Another possibility is to avoid use of the top-level cache entirely, and keep the tables in the D$2, which is certainly big enough to hold them. Data can be forced to reside at the join-point of the cache hierarchy (which is the D$2 on our current configurations, but on any configuration will be big enough). Mill memory-reference operations carry a small set of special-handling flag bits to control per-request cache behavior. One of those flags is “volatileData”, which forces the request to bypass private caches and go to the top shared cache.

A volatileData request will be slower than a normal load, because it will suffer a d$2 latency (~10 cycles, member dependent) vs. a d$1 latency (~3 cycles, member dependent). However, I suspect that most or all of this latency can be hidden by use of the Mill deferred loads, overlapped with the rest of computation.

The above are software solutions not requiring hardware configuration. In hardware, we have long expected that hard-real-time applications would want to have constant-time access memory (SRAM) on the chip. On other RT-oriented chips this is provided by either a NUMA segment or by pinning either a fixed portion of cache or a set of lines within the cache. Either solution could be, and quite possibly will be, configured in Mill chips for the RT market. However, AES will also be run on non-RT Mill chips, so this is not a general solution. Likewise, though it would be possible to configure a dedicated AES functional unit or co-processor, I doubt that would be present on every Mill.

So after thinking about the issue, I conclude: for ultra-high-speed crypto one should select a Mill with a hardware AES box with its tables in dedicated fixed-latency SRAM, and for general-purpose use one should declare the tables as “volatile” and write branchless code for the algorithm.

Thank you for bringing this use-case to our attention. We had not considered it before, and it is gratifying to see that a vanilla Mill appears to offer a practical solution to the troubles that the case gives a conventional CPU.

Yes, this is good stuff indeed! I also read the paper, and the conclusions on standard CPUs are scary. I also note that there is specific AES hardware on current Intel E3, E5, and E7 series server processors – likely for both performance and vulnerability concerns, although I have no specific knowledge of an Intel claim that their AES hardware reduces vulnerability to timing encryption cracking.

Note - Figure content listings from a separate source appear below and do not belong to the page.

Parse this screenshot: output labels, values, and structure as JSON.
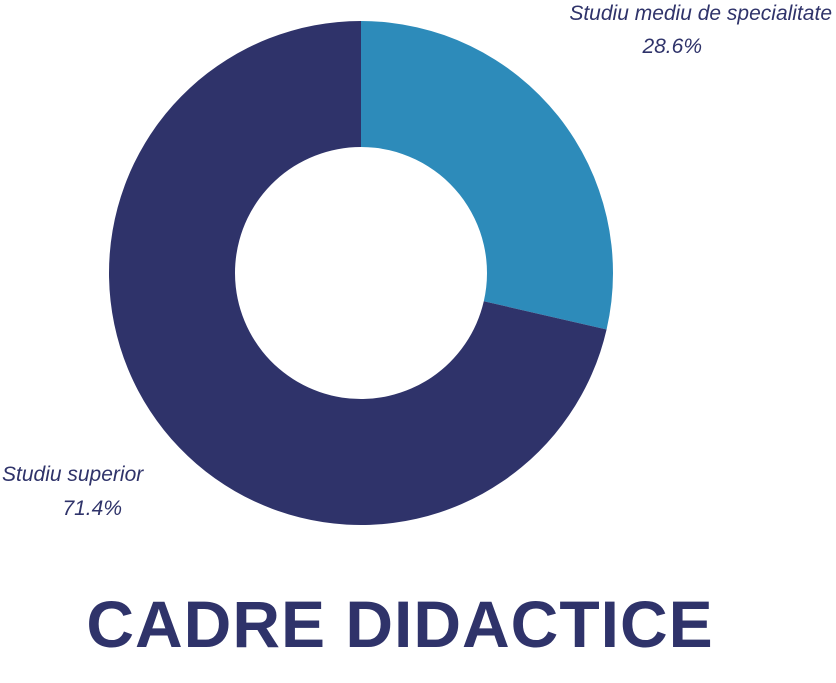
{
  "colors": {
    "background": "#ffffff",
    "text": "#2f336a"
  },
  "chart_data": {
    "type": "pie",
    "donut": true,
    "title": "CADRE DIDACTICE",
    "slices": [
      {
        "label": "Studiu mediu de specialitate",
        "value": 28.6,
        "value_label": "28.6%",
        "color": "#2d8bba"
      },
      {
        "label": "Studiu superior",
        "value": 71.4,
        "value_label": "71.4%",
        "color": "#2f336a"
      }
    ],
    "start_angle": "12 o'clock",
    "direction": "clockwise",
    "legend": "none"
  }
}
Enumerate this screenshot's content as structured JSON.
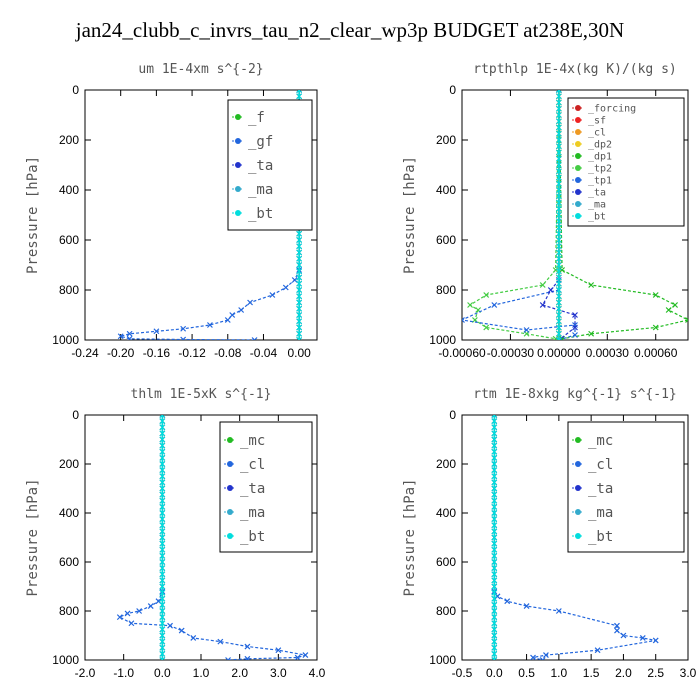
{
  "page_title": "jan24_clubb_c_invrs_tau_n2_clear_wp3p  BUDGET at238E,30N",
  "chart_data": [
    {
      "type": "line",
      "title": "um   1E-4xm s^{-2}",
      "ylabel": "Pressure [hPa]",
      "xlim": [
        -0.24,
        0.02
      ],
      "ylim": [
        1000,
        0
      ],
      "xticks": [
        "-0.24",
        "-0.20",
        "-0.16",
        "-0.12",
        "-0.08",
        "-0.04",
        "0.00"
      ],
      "xtick_values": [
        -0.24,
        -0.2,
        -0.16,
        -0.12,
        -0.08,
        -0.04,
        0.0
      ],
      "yticks": [
        "0",
        "200",
        "400",
        "600",
        "800",
        "1000"
      ],
      "ytick_values": [
        0,
        200,
        400,
        600,
        800,
        1000
      ],
      "legend_position": "top-right",
      "legend_font": 14,
      "series": [
        {
          "name": "_f",
          "color": "#22bb22",
          "marker": "x",
          "x": [
            0,
            0
          ],
          "y": [
            0,
            1000
          ]
        },
        {
          "name": "_gf",
          "color": "#2266dd",
          "marker": "x",
          "x": [
            0,
            0,
            -0.005,
            -0.015,
            -0.03,
            -0.055,
            -0.065,
            -0.075,
            -0.08,
            -0.1,
            -0.13,
            -0.16,
            -0.19,
            -0.2,
            -0.19,
            -0.13,
            -0.05
          ],
          "y": [
            0,
            720,
            760,
            790,
            820,
            850,
            880,
            900,
            920,
            940,
            955,
            965,
            975,
            985,
            995,
            998,
            1000
          ]
        },
        {
          "name": "_ta",
          "color": "#2233cc",
          "marker": "x",
          "x": [
            0,
            0
          ],
          "y": [
            0,
            1000
          ]
        },
        {
          "name": "_ma",
          "color": "#33aacc",
          "marker": "x",
          "x": [
            0,
            0
          ],
          "y": [
            0,
            1000
          ]
        },
        {
          "name": "_bt",
          "color": "#00dddd",
          "marker": "x",
          "x": [
            0,
            0
          ],
          "y": [
            0,
            1000
          ]
        }
      ]
    },
    {
      "type": "line",
      "title": "rtpthlp   1E-4x(kg K)/(kg s)",
      "ylabel": "Pressure [hPa]",
      "xlim": [
        -0.0006,
        0.0008
      ],
      "ylim": [
        1000,
        0
      ],
      "xticks": [
        "-0.00060",
        "-0.00030",
        "0.00000",
        "0.00030",
        "0.00060"
      ],
      "xtick_values": [
        -0.0006,
        -0.0003,
        0.0,
        0.0003,
        0.0006
      ],
      "yticks": [
        "0",
        "200",
        "400",
        "600",
        "800",
        "1000"
      ],
      "ytick_values": [
        0,
        200,
        400,
        600,
        800,
        1000
      ],
      "legend_position": "top-right",
      "legend_font": 10,
      "series": [
        {
          "name": "_forcing",
          "color": "#cc2222",
          "marker": "x",
          "x": [
            0,
            0
          ],
          "y": [
            0,
            1000
          ]
        },
        {
          "name": "_sf",
          "color": "#ee2222",
          "marker": "x",
          "x": [
            0,
            0
          ],
          "y": [
            0,
            1000
          ]
        },
        {
          "name": "_cl",
          "color": "#ee9922",
          "marker": "x",
          "x": [
            0,
            0
          ],
          "y": [
            0,
            1000
          ]
        },
        {
          "name": "_dp2",
          "color": "#eecc22",
          "marker": "x",
          "x": [
            0,
            0
          ],
          "y": [
            0,
            1000
          ]
        },
        {
          "name": "_dp1",
          "color": "#22bb22",
          "marker": "x",
          "x": [
            0,
            2e-05,
            0.0002,
            0.0006,
            0.00072,
            0.00068,
            0.0008,
            0.0006,
            0.0002,
            2e-05,
            0
          ],
          "y": [
            0,
            720,
            780,
            820,
            860,
            880,
            920,
            950,
            975,
            995,
            1000
          ]
        },
        {
          "name": "_tp2",
          "color": "#44cc44",
          "marker": "x",
          "x": [
            0,
            -2e-05,
            -0.0001,
            -0.00045,
            -0.00055,
            -0.0005,
            -0.00052,
            -0.00045,
            -0.0002,
            -2e-05,
            0
          ],
          "y": [
            0,
            720,
            780,
            820,
            860,
            880,
            920,
            950,
            975,
            995,
            1000
          ]
        },
        {
          "name": "_tp1",
          "color": "#2266dd",
          "marker": "x",
          "x": [
            0,
            0,
            -0.0004,
            -0.0006,
            -0.0002,
            0.0001,
            0.0001,
            0
          ],
          "y": [
            0,
            800,
            860,
            920,
            960,
            940,
            980,
            1000
          ]
        },
        {
          "name": "_ta",
          "color": "#2233cc",
          "marker": "x",
          "x": [
            0,
            0,
            -5e-05,
            -0.0001,
            0.0001,
            0.0001,
            0
          ],
          "y": [
            0,
            760,
            800,
            860,
            900,
            950,
            1000
          ]
        },
        {
          "name": "_ma",
          "color": "#33aacc",
          "marker": "x",
          "x": [
            0,
            0
          ],
          "y": [
            0,
            1000
          ]
        },
        {
          "name": "_bt",
          "color": "#00dddd",
          "marker": "x",
          "x": [
            0,
            0
          ],
          "y": [
            0,
            1000
          ]
        }
      ]
    },
    {
      "type": "line",
      "title": "thlm   1E-5xK s^{-1}",
      "ylabel": "Pressure [hPa]",
      "xlim": [
        -2.0,
        4.0
      ],
      "ylim": [
        1000,
        0
      ],
      "xticks": [
        "-2.0",
        "-1.0",
        "0.0",
        "1.0",
        "2.0",
        "3.0",
        "4.0"
      ],
      "xtick_values": [
        -2.0,
        -1.0,
        0.0,
        1.0,
        2.0,
        3.0,
        4.0
      ],
      "yticks": [
        "0",
        "200",
        "400",
        "600",
        "800",
        "1000"
      ],
      "ytick_values": [
        0,
        200,
        400,
        600,
        800,
        1000
      ],
      "legend_position": "top-right",
      "legend_font": 14,
      "series": [
        {
          "name": "_mc",
          "color": "#22bb22",
          "marker": "x",
          "x": [
            0,
            0
          ],
          "y": [
            0,
            1000
          ]
        },
        {
          "name": "_cl",
          "color": "#2266dd",
          "marker": "x",
          "x": [
            0,
            0,
            -0.1,
            -0.3,
            -0.6,
            -0.9,
            -1.1,
            -0.8,
            0.2,
            0.5,
            0.8,
            1.5,
            2.2,
            3.0,
            3.7,
            3.5,
            2.2,
            1.7
          ],
          "y": [
            0,
            720,
            760,
            780,
            800,
            810,
            825,
            850,
            860,
            880,
            910,
            925,
            945,
            960,
            980,
            990,
            995,
            1000
          ]
        },
        {
          "name": "_ta",
          "color": "#2233cc",
          "marker": "x",
          "x": [
            0,
            0
          ],
          "y": [
            0,
            1000
          ]
        },
        {
          "name": "_ma",
          "color": "#33aacc",
          "marker": "x",
          "x": [
            0,
            0
          ],
          "y": [
            0,
            1000
          ]
        },
        {
          "name": "_bt",
          "color": "#00dddd",
          "marker": "x",
          "x": [
            0,
            0
          ],
          "y": [
            0,
            1000
          ]
        }
      ]
    },
    {
      "type": "line",
      "title": "rtm   1E-8xkg kg^{-1} s^{-1}",
      "ylabel": "Pressure [hPa]",
      "xlim": [
        -0.5,
        3.0
      ],
      "ylim": [
        1000,
        0
      ],
      "xticks": [
        "-0.5",
        "0.0",
        "0.5",
        "1.0",
        "1.5",
        "2.0",
        "2.5",
        "3.0"
      ],
      "xtick_values": [
        -0.5,
        0.0,
        0.5,
        1.0,
        1.5,
        2.0,
        2.5,
        3.0
      ],
      "yticks": [
        "0",
        "200",
        "400",
        "600",
        "800",
        "1000"
      ],
      "ytick_values": [
        0,
        200,
        400,
        600,
        800,
        1000
      ],
      "legend_position": "top-right",
      "legend_font": 14,
      "series": [
        {
          "name": "_mc",
          "color": "#22bb22",
          "marker": "x",
          "x": [
            0,
            0
          ],
          "y": [
            0,
            1000
          ]
        },
        {
          "name": "_cl",
          "color": "#2266dd",
          "marker": "x",
          "x": [
            0,
            0,
            0.05,
            0.2,
            0.5,
            1.0,
            1.9,
            1.9,
            2.0,
            2.3,
            2.5,
            1.6,
            0.8,
            0.6,
            0.75
          ],
          "y": [
            0,
            720,
            740,
            760,
            780,
            800,
            860,
            880,
            900,
            910,
            920,
            960,
            980,
            990,
            1000
          ]
        },
        {
          "name": "_ta",
          "color": "#2233cc",
          "marker": "x",
          "x": [
            0,
            0
          ],
          "y": [
            0,
            1000
          ]
        },
        {
          "name": "_ma",
          "color": "#33aacc",
          "marker": "x",
          "x": [
            0,
            0
          ],
          "y": [
            0,
            1000
          ]
        },
        {
          "name": "_bt",
          "color": "#00dddd",
          "marker": "x",
          "x": [
            0,
            0
          ],
          "y": [
            0,
            1000
          ]
        }
      ]
    }
  ]
}
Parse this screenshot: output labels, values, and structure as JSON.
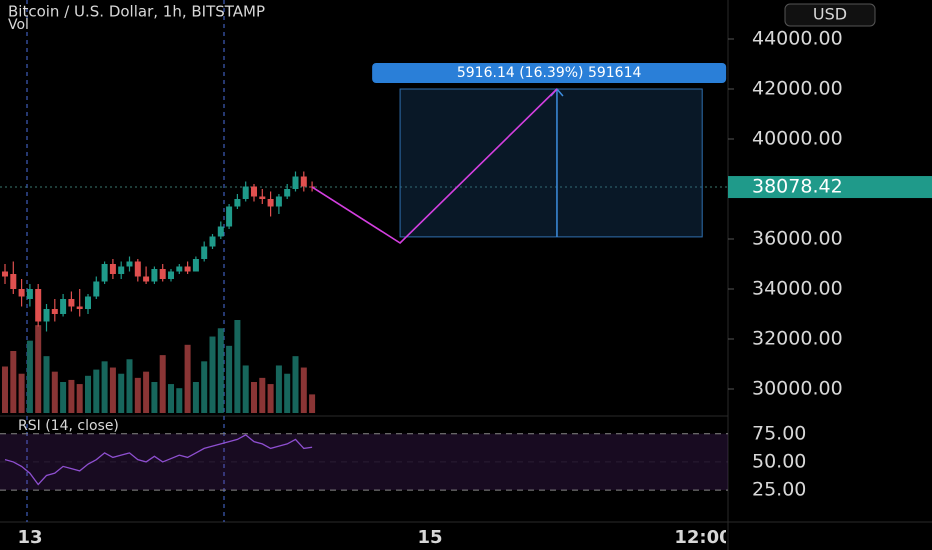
{
  "chart_data": {
    "type": "candlestick",
    "title": "Bitcoin / U.S. Dollar, 1h, BITSTAMP",
    "volume_label": "Vol",
    "currency_button": "USD",
    "up_color": "#1f9a8a",
    "down_color": "#e0504f",
    "candles": {
      "open": [
        34700,
        34600,
        34000,
        33600,
        34000,
        32700,
        33200,
        33000,
        33600,
        33300,
        33200,
        33700,
        34300,
        35000,
        34600,
        34900,
        35100,
        34500,
        34300,
        34800,
        34400,
        34700,
        34900,
        34700,
        35200,
        35700,
        36100,
        36500,
        37300,
        37600,
        38100,
        37700,
        37600,
        37300,
        37700,
        38000,
        38500,
        38100
      ],
      "high": [
        35000,
        35100,
        34400,
        34200,
        34200,
        33400,
        33600,
        33800,
        33900,
        34000,
        33800,
        34500,
        35100,
        35200,
        35100,
        35300,
        35200,
        34900,
        34900,
        35000,
        34800,
        35000,
        35100,
        35300,
        35900,
        36200,
        36700,
        37400,
        37800,
        38300,
        38200,
        38000,
        37900,
        37800,
        38200,
        38700,
        38700,
        38300
      ],
      "low": [
        34200,
        33800,
        33300,
        33300,
        32500,
        32300,
        32700,
        32900,
        33100,
        32900,
        33000,
        33600,
        34200,
        34400,
        34400,
        34700,
        34300,
        34200,
        34200,
        34300,
        34300,
        34600,
        34600,
        34700,
        35100,
        35600,
        36000,
        36400,
        37200,
        37500,
        37500,
        37400,
        36900,
        37000,
        37600,
        37900,
        37900,
        37900
      ],
      "close": [
        34500,
        34000,
        33700,
        34000,
        32700,
        33200,
        33000,
        33600,
        33300,
        33200,
        33700,
        34300,
        35000,
        34600,
        34900,
        35100,
        34500,
        34300,
        34800,
        34400,
        34700,
        34900,
        34700,
        35200,
        35700,
        36100,
        36500,
        37300,
        37600,
        38100,
        37700,
        37600,
        37300,
        37700,
        38000,
        38500,
        38100,
        38078.42
      ]
    },
    "volume": [
      45,
      60,
      38,
      70,
      85,
      55,
      40,
      30,
      32,
      28,
      36,
      42,
      50,
      44,
      38,
      52,
      34,
      40,
      30,
      56,
      28,
      24,
      66,
      30,
      50,
      74,
      82,
      65,
      90,
      46,
      30,
      34,
      28,
      46,
      38,
      55,
      44,
      18
    ],
    "ylim": [
      29000,
      45500
    ],
    "yticks": [
      {
        "value": 44000,
        "label": "44000.00"
      },
      {
        "value": 42000,
        "label": "42000.00"
      },
      {
        "value": 40000,
        "label": "40000.00"
      },
      {
        "value": 36000,
        "label": "36000.00"
      },
      {
        "value": 34000,
        "label": "34000.00"
      },
      {
        "value": 32000,
        "label": "32000.00"
      },
      {
        "value": 30000,
        "label": "30000.00"
      }
    ],
    "last_price": {
      "value": 38078.42,
      "label": "38078.42"
    },
    "projection": {
      "x": [
        37,
        47.6,
        66.5
      ],
      "values": [
        38078.42,
        35840,
        42000
      ]
    },
    "range_box": {
      "x": [
        47.6,
        84
      ],
      "low": 36083.86,
      "high": 42000,
      "label": "5916.14 (16.39%) 591614"
    },
    "rsi": {
      "label": "RSI (14, close)",
      "values": [
        52,
        50,
        46,
        40,
        30,
        38,
        40,
        46,
        44,
        42,
        48,
        52,
        58,
        54,
        56,
        58,
        52,
        50,
        55,
        50,
        53,
        56,
        54,
        58,
        62,
        64,
        66,
        68,
        70,
        74,
        68,
        66,
        62,
        64,
        66,
        70,
        62,
        63
      ],
      "ylim": [
        -6,
        89
      ],
      "yticks": [
        {
          "value": 75,
          "label": "75.00"
        },
        {
          "value": 50,
          "label": "50.00"
        },
        {
          "value": 25,
          "label": "25.00"
        }
      ]
    },
    "x_tick_labels": [
      "13",
      "15",
      "12:00"
    ]
  }
}
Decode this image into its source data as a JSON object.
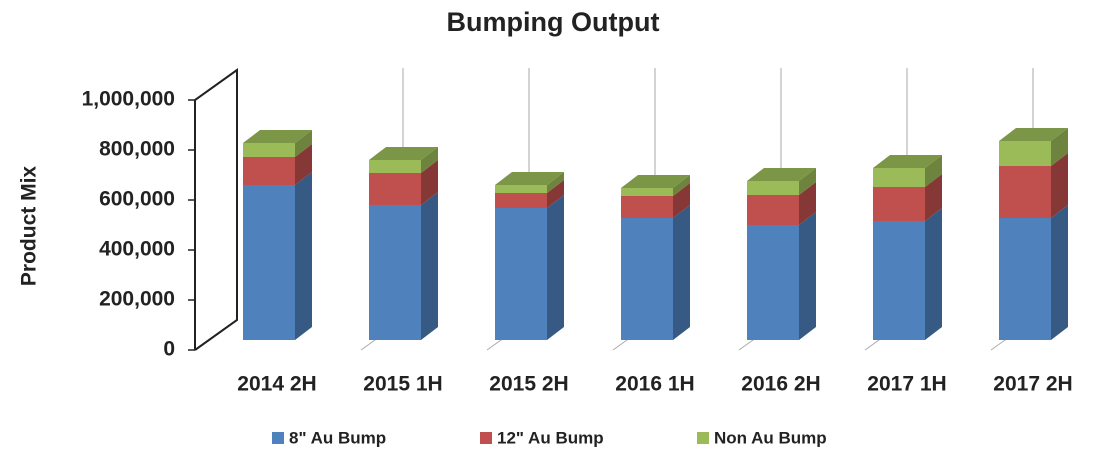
{
  "chart_data": {
    "type": "bar3d_stacked",
    "title": "Bumping Output",
    "y_label": "Product Mix",
    "categories": [
      "2014 2H",
      "2015 1H",
      "2015 2H",
      "2016 1H",
      "2016 2H",
      "2017 1H",
      "2017 2H"
    ],
    "series": [
      {
        "name": "8\" Au Bump",
        "color": "#4f81bd",
        "values": [
          620000,
          540000,
          528000,
          488000,
          460000,
          476000,
          488000
        ]
      },
      {
        "name": "12\" Au Bump",
        "color": "#c0504d",
        "values": [
          112000,
          128000,
          60000,
          88000,
          120000,
          136000,
          208000
        ]
      },
      {
        "name": "Non Au Bump",
        "color": "#9bbb59",
        "values": [
          56000,
          52000,
          32000,
          32000,
          56000,
          76000,
          100000
        ]
      }
    ],
    "ylim": [
      0,
      1000000
    ],
    "yticks": [
      0,
      {
        "value": 200000,
        "label": "200,000"
      },
      {
        "value": 400000,
        "label": "400,000"
      },
      {
        "value": 600000,
        "label": "600,000"
      },
      {
        "value": 800000,
        "label": "800,000"
      },
      {
        "value": 1000000,
        "label": "1,000,000"
      }
    ]
  }
}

I also noted in the paper that the tables could be eliminated through the direct use of the operations the tables are meant to replace, which on a Mill could actually be faster than a table lookup (or sufficiently fast), and certainly could be fixed latency. I have not looked at the complexity of AES in detail to see if that is indeed the case, it might not be. The AES “performance contest” was held on the CPUs of the day, the Mill has characteristics that may lead to different implementations being optimal.

As for a hardware AES box for the Mill, I suspect that dedicated (dynamically configurable) hardware to compute the algorithm may well be a better implementation than using tables in fixed-latency SRAM. At least such an implementation should be investigated, rather than assuming the implementation for old CPU ISA’s will also be optimal for direct hardware.